Sister Eymard and her research staff implanted three common types of cancer into laboratory mice- sarcomas (cancerous growths of connective tissues), carcinomas (cancers of skin like tissues) and leukemias (cancers of the blood-forming organs). Those cancerous tissues were implanted both in the abdomens and under the skin of the mice. The mice were then injected with the mixture of vitamins C and B 12 (in a ratio of one part B12 to two parts C) near the site of the tumor transplant.
Within four days, some of the tumors from the abdomens of the mice were removed, and the cells were examined under the microscope. There was a dramatic change in the tissue. The cancerous cell division had stopped completely. Tumors Didn’t Grow.
The tumors growing under the skin were treated the day after implant with the C- B 12 combination. The results were similar-no tumors would grow. In the control animals, those mice with transplanted tumors which were not given the C B12 combination), the tumors continued to grow at a rapid rate.
Inhibiting tumor growth was only part of the results of Sister Eymard’s experiments. She also wanted to see if the C-Bl2 mixture would prolong the lives of animals already suffering from cancer. To find out, Sister Eymard and her colleagues injected the mixture near the cancerous growths of diseased mice for seven successive days.
Treated animals lived longer than those mice not given C and B 12. In fact, all the treated mice outlived the control group. It appeared that the combination of C and B12 not only inhibits the growth of cancer cells, but also prolongs the lives of animals impregnated with cancer.
“There are few things presently on the market that will ensure a 100 percent survival rate with cancer,” Sister Eymard says, “but we had a 100 percent survival rate after the controls were dead. Most of the treated mice outlived the controls two or three weeks.”
To be sure that it was really the C-B 12 concoction, and not an unknown factor present in mice, that was responsible for her results, Sister Eymard conducted experiments on free-living cancer cells growing on a culture medium. The vitamin C- B12 complex was used as a treatment on three types of cancer cells and on healthy cells, as well. The treated cells, the untreated control group and the healthy cells were left to incubate.
At the end of the incubation period, the untreated control group was infested with cancer cells. In the treated group, however, not one cancer cell of any of the three types was to be found. The healthy, noncancerous cells were unaffected by the C-B 12 complex. It appeared that Sister Eymard had found a cancer-inhibiting agent that not only stopped many kinds of cancer, but did so with absolutely no side effects in healthy tissue.
Sister Eymard also tested each vitamin separately to determine if either was primarily responsible for the anti-cancer effects. The combination of the two vitamins, however, always performed much more effectively than either one alone.
Tests showed that the combination might be working by boosting the animals’ immune systems to fight the cancer.
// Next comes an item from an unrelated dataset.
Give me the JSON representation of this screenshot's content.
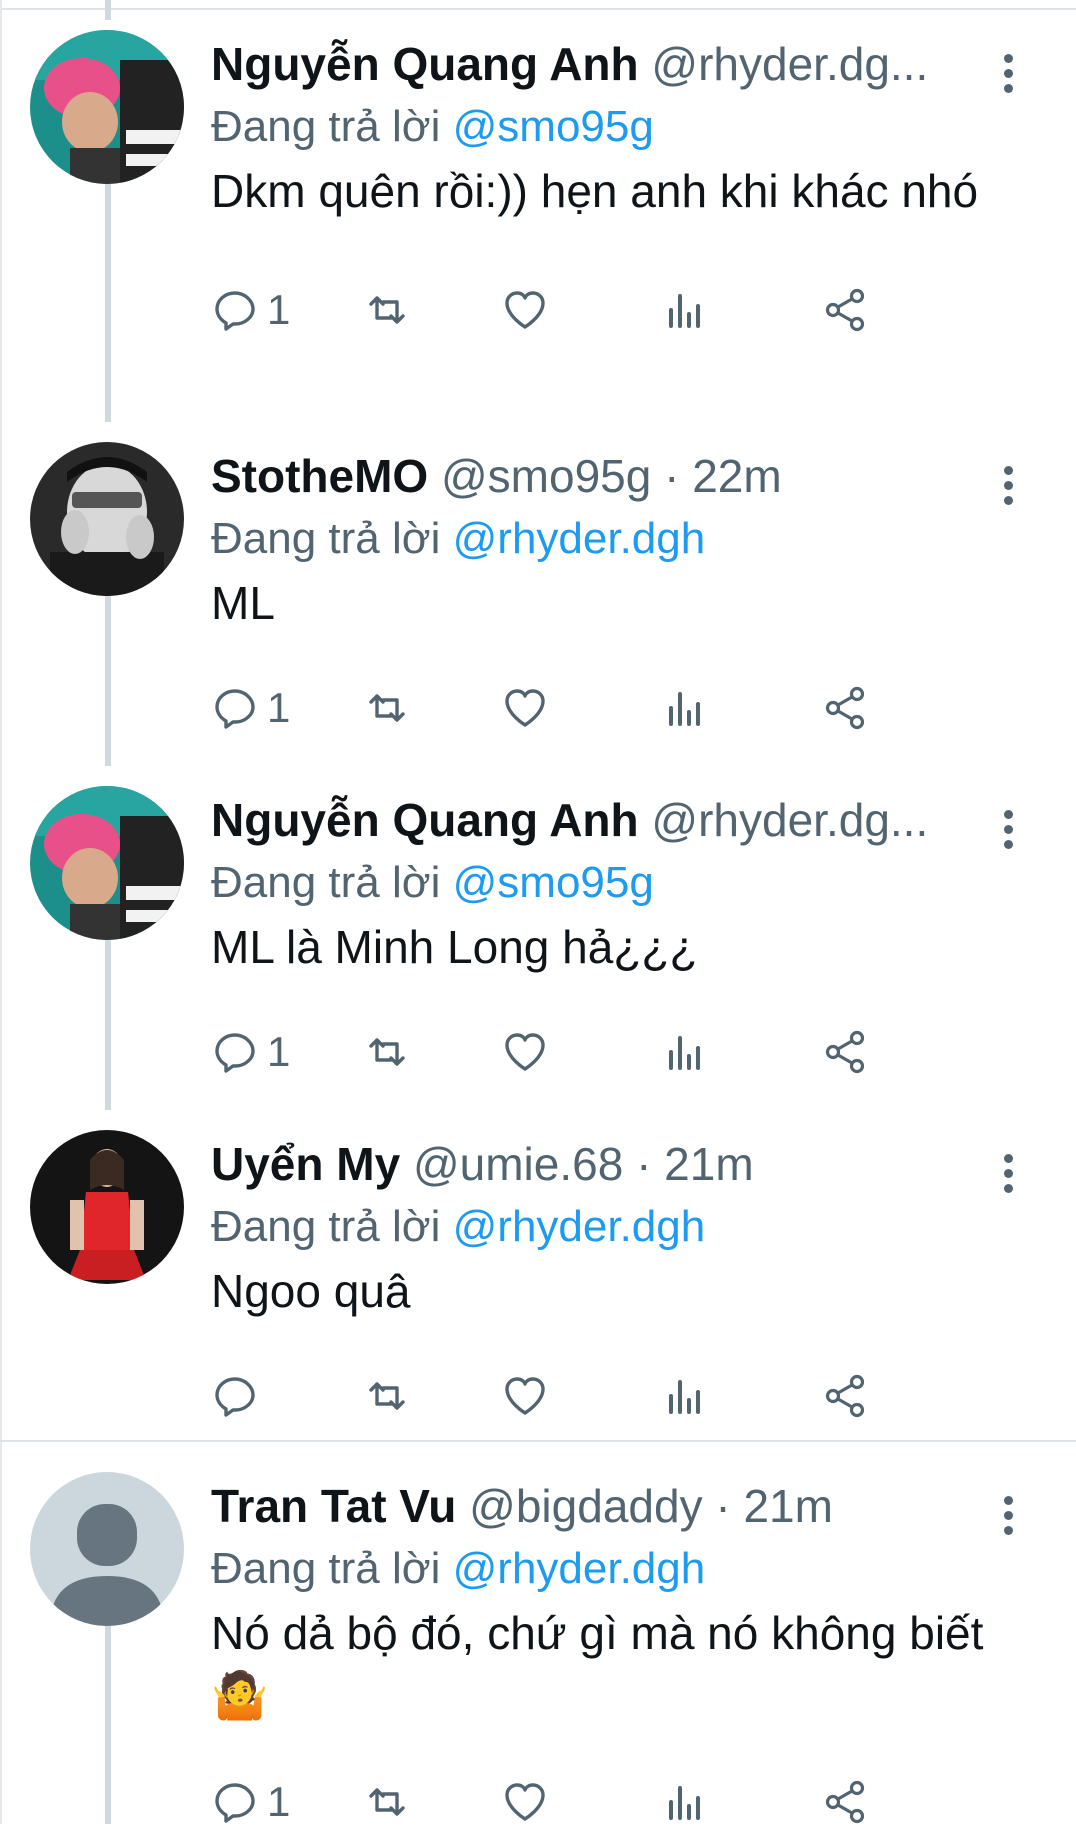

Sister Eymard is confident that, with more experimentation, especially on larger mammals and humans, the vitamin C-B 1 2 combination could prove to be a useful preventive weapon in the fight to eliminate the second leading cause of death in America.
The scientific community has taken note of Sister Eymard’s findings.
A spokesman for the American Cancer Society, which helps fund Sister Eymard’s research, told us “The physicians on the committee which reviewed Sister Eymard’s work were most impressed with the results she was getting. She has come forth with work of considerable promise. ”
Sister Eymard herself takes a modest stance. “I’m glad you’re looking
into this,” She told us. “Every bit of information helps to educate the public. It might give them some hope, and that’s what they need most.”